70 today, and many happy returns, Mr. Tibbetts!
Hier mein alter Text für die ZEIT, und keineswegs aus der Zeit gefallen, über A MAN ABOUT A HORSE. Seltsamerweise habe ich Steve nie nach der Bedeutung des Albumtitels gefragt. Ich habe etliche Steve Tibbetts-Lieblingsplatten, und einst zu dem wunderbaren Album „Big Map Idea“ die liner notes geschrieben. Ein Werk, das mich nie aus seinem Bann lassen wird, ist sein bislang letztes, „Life Of“ – HIER ein kleines Interview dazu. In nicht zu ferner Zukunft wird ein weiteres Album folgen, wenn ich meiner gut unterrichteten Quelle glauben darf. (m.e.)
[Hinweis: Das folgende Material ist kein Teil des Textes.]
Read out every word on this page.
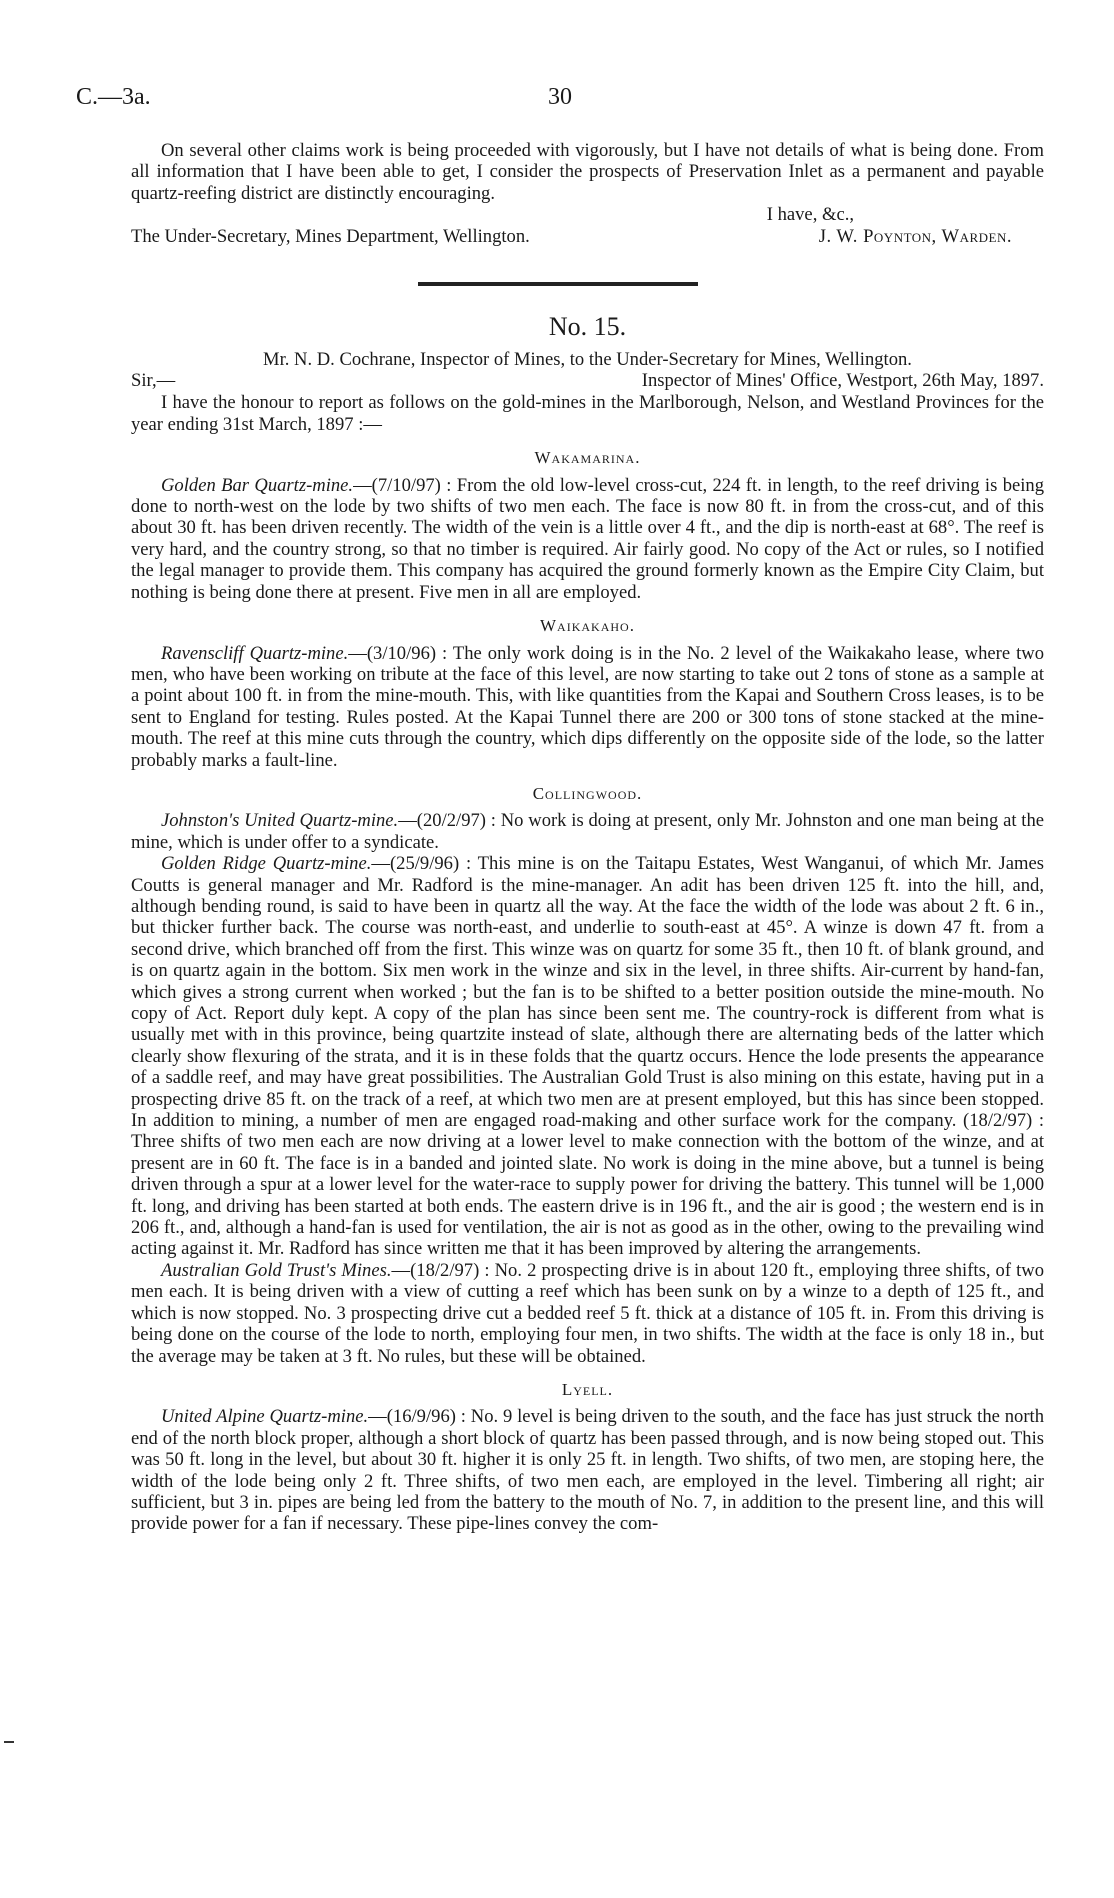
C.—3a.	30

On several other claims work is being proceeded with vigorously, but I have not details of what is being done. From all information that I have been able to get, I consider the prospects of Preservation Inlet as a permanent and payable quartz-reefing district are distinctly encouraging.

I have, &c.,
The Under-Secretary, Mines Department, Wellington.	J. W. Poynton, Warden.
No. 15.
Mr. N. D. Cochrane, Inspector of Mines, to the Under-Secretary for Mines, Wellington.
Sir,—	Inspector of Mines' Office, Westport, 26th May, 1897.

I have the honour to report as follows on the gold-mines in the Marlborough, Nelson, and Westland Provinces for the year ending 31st March, 1897 :—

Wakamarina.

Golden Bar Quartz-mine.—(7/10/97) : From the old low-level cross-cut, 224 ft. in length, to the reef driving is being done to north-west on the lode by two shifts of two men each. The face is now 80 ft. in from the cross-cut, and of this about 30 ft. has been driven recently. The width of the vein is a little over 4 ft., and the dip is north-east at 68°. The reef is very hard, and the country strong, so that no timber is required. Air fairly good. No copy of the Act or rules, so I notified the legal manager to provide them. This company has acquired the ground formerly known as the Empire City Claim, but nothing is being done there at present. Five men in all are employed.

Waikakaho.

Ravenscliff Quartz-mine.—(3/10/96) : The only work doing is in the No. 2 level of the Waikakaho lease, where two men, who have been working on tribute at the face of this level, are now starting to take out 2 tons of stone as a sample at a point about 100 ft. in from the mine-mouth. This, with like quantities from the Kapai and Southern Cross leases, is to be sent to England for testing. Rules posted. At the Kapai Tunnel there are 200 or 300 tons of stone stacked at the mine-mouth. The reef at this mine cuts through the country, which dips differently on the opposite side of the lode, so the latter probably marks a fault-line.

Collingwood.

Johnston's United Quartz-mine.—(20/2/97) : No work is doing at present, only Mr. Johnston and one man being at the mine, which is under offer to a syndicate.

Golden Ridge Quartz-mine.—(25/9/96) : This mine is on the Taitapu Estates, West Wanganui, of which Mr. James Coutts is general manager and Mr. Radford is the mine-manager. An adit has been driven 125 ft. into the hill, and, although bending round, is said to have been in quartz all the way. At the face the width of the lode was about 2 ft. 6 in., but thicker further back. The course was north-east, and underlie to south-east at 45°. A winze is down 47 ft. from a second drive, which branched off from the first. This winze was on quartz for some 35 ft., then 10 ft. of blank ground, and is on quartz again in the bottom. Six men work in the winze and six in the level, in three shifts. Air-current by hand-fan, which gives a strong current when worked ; but the fan is to be shifted to a better position outside the mine-mouth. No copy of Act. Report duly kept. A copy of the plan has since been sent me. The country-rock is different from what is usually met with in this province, being quartzite instead of slate, although there are alternating beds of the latter which clearly show flexuring of the strata, and it is in these folds that the quartz occurs. Hence the lode presents the appearance of a saddle reef, and may have great possibilities. The Australian Gold Trust is also mining on this estate, having put in a prospecting drive 85 ft. on the track of a reef, at which two men are at present employed, but this has since been stopped. In addition to mining, a number of men are engaged road-making and other surface work for the company. (18/2/97) : Three shifts of two men each are now driving at a lower level to make connection with the bottom of the winze, and at present are in 60 ft. The face is in a banded and jointed slate. No work is doing in the mine above, but a tunnel is being driven through a spur at a lower level for the water-race to supply power for driving the battery. This tunnel will be 1,000 ft. long, and driving has been started at both ends. The eastern drive is in 196 ft., and the air is good ; the western end is in 206 ft., and, although a hand-fan is used for ventilation, the air is not as good as in the other, owing to the prevailing wind acting against it. Mr. Radford has since written me that it has been improved by altering the arrangements.

Australian Gold Trust's Mines.—(18/2/97) : No. 2 prospecting drive is in about 120 ft., employing three shifts, of two men each. It is being driven with a view of cutting a reef which has been sunk on by a winze to a depth of 125 ft., and which is now stopped. No. 3 prospecting drive cut a bedded reef 5 ft. thick at a distance of 105 ft. in. From this driving is being done on the course of the lode to north, employing four men, in two shifts. The width at the face is only 18 in., but the average may be taken at 3 ft. No rules, but these will be obtained.

Lyell.

United Alpine Quartz-mine.—(16/9/96) : No. 9 level is being driven to the south, and the face has just struck the north end of the north block proper, although a short block of quartz has been passed through, and is now being stoped out. This was 50 ft. long in the level, but about 30 ft. higher it is only 25 ft. in length. Two shifts, of two men, are stoping here, the width of the lode being only 2 ft. Three shifts, of two men each, are employed in the level. Timbering all right; air sufficient, but 3 in. pipes are being led from the battery to the mouth of No. 7, in addition to the present line, and this will provide power for a fan if necessary. These pipe-lines convey the com-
Man nenne dies nicht Fusion Music und auch nicht Crossover. Die Musik des 1954 in Madison, Wisconsin, geborenen Steve Tibbetts erzählt Reisegeschichten über elektrische Wildnis und akustische Kulturlandschaften. Mit sechs Jahren hatte Steve begonnen, die Ukulele zu erforschen, und griff zur akustischen Gitarre, sobald seine Hände sie fassen konnten. Später spielte er in Rockbands und richtete sich im Laufe der Zeit in St. Paul, Minnesota, ein eigenes Studio ein, das bald zum zweiten Instrument wurde – Klangmanipulationen gehörten zum Handwerk eines Musikers, der Tag und Nacht Tomorrow Never Knows von den Beatles und Ege Bamyasi von Can hörte.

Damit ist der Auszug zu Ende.